Experimental Design: Fluorescence in situ hybridization was used to confirm the involvement of ETV6 in the t(8;12)(q13;p13) and reverse transcription-PCR was used to identify the ETV6 partner gene. Detailed immunologic characterization was done, and owing to their lineage promiscuity, the leukemic blast cells were analyzed for NOTCH1 mutations.

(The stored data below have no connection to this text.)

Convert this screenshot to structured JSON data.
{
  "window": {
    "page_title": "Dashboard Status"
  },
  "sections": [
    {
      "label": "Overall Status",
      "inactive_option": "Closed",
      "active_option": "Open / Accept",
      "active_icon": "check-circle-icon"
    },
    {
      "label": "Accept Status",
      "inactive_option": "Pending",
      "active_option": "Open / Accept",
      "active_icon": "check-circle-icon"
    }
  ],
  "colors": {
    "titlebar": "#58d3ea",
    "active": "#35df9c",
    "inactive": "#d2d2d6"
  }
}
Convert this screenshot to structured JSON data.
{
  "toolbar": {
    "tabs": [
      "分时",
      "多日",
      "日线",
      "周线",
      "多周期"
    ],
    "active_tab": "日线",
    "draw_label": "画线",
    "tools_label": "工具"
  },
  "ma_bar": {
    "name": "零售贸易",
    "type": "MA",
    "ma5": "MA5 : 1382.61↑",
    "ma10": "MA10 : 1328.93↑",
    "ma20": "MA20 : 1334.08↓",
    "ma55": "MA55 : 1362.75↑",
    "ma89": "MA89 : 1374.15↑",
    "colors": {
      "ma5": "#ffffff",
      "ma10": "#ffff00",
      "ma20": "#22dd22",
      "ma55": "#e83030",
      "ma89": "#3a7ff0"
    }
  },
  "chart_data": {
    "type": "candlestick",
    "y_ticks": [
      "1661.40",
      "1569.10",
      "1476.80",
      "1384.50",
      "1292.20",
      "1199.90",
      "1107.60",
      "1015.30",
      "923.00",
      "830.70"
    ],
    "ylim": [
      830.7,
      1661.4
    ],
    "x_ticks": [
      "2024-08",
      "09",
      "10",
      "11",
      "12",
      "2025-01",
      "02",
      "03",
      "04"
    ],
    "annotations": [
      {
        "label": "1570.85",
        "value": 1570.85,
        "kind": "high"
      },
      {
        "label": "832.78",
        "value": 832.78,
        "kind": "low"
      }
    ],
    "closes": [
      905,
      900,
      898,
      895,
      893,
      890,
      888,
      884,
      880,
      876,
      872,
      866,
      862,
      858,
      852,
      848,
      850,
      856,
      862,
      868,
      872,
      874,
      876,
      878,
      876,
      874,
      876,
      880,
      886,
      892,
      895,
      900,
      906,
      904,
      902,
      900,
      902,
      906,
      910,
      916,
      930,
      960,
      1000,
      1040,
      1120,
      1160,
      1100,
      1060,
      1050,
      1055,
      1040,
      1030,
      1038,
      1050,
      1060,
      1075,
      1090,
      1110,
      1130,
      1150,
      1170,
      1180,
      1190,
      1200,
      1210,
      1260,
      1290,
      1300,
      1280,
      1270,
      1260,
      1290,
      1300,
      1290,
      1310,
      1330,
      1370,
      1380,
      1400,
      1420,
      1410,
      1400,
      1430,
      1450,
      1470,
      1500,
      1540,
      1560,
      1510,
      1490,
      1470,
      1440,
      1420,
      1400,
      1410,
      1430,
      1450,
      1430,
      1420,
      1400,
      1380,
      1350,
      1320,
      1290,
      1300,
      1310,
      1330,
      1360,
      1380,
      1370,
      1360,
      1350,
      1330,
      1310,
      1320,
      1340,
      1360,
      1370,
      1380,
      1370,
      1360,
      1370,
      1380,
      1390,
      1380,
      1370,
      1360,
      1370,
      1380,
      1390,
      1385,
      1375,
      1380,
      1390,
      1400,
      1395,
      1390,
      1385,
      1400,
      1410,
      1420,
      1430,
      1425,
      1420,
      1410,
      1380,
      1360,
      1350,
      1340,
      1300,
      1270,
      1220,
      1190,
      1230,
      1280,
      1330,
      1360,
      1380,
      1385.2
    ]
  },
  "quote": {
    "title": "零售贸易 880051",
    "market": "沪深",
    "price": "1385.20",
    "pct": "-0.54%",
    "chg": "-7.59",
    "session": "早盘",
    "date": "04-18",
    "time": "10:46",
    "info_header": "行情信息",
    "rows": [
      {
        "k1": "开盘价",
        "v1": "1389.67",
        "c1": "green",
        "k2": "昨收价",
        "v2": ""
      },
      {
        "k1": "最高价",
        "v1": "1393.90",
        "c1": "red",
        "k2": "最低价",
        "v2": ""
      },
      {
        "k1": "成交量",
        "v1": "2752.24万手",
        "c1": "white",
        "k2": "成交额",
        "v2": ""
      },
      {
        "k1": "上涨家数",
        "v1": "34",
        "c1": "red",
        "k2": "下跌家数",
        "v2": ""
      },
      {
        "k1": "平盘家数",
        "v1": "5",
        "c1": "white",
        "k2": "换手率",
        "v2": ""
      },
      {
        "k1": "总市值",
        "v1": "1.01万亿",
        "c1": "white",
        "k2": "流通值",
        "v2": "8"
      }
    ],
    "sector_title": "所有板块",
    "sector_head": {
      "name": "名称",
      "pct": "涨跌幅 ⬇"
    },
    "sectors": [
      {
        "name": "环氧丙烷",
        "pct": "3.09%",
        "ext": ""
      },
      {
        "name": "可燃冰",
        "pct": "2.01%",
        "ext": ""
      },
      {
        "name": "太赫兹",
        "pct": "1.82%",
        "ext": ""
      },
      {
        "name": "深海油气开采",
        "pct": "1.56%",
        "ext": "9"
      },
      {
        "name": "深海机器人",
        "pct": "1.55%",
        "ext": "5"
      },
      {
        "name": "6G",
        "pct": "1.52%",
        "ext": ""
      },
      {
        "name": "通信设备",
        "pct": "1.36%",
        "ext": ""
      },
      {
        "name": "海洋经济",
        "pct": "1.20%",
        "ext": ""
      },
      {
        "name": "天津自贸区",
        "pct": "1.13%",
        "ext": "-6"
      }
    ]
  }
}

Results: We have identified a novel recurrent t(8;12)(q13;p13), which results in a fusion between the transcriptional repressor ETV6 (TEL) and the transcriptional coactivator NCOA2 (TIF2) in six cases of childhood leukemia expressing both T-lymphoid and myeloid antigens. The ETV6-NCOA2 transcript encodes a chimeric protein that consists of the pointed protein interaction motif of ETV6 that is fused to the COOH terminus of NCOA2, including the cyclic AMP–responsive element binding protein–binding protein (CBP) interaction and the AD2 activation domains. The absence of the reciprocal NCOA2-ETV6 transcript in one of the cases suggests that the ETV6-NCOA2 chimeric protein and not the reciprocal NCOA2-ETV6 is responsible for leukemogenesis. In addition, ETV6-NCOA2 leukemia shows a high frequency of heterozygous activating NOTCH1 mutations, which disrupt the heterodimerization or the PEST domains.

Conclusions: The ETV6-NCOA2 fusion may define a novel subgroup of acute leukemia with T-lymphoid and myeloid features, which is associated with a high prevalence of NOTCH1 mutations.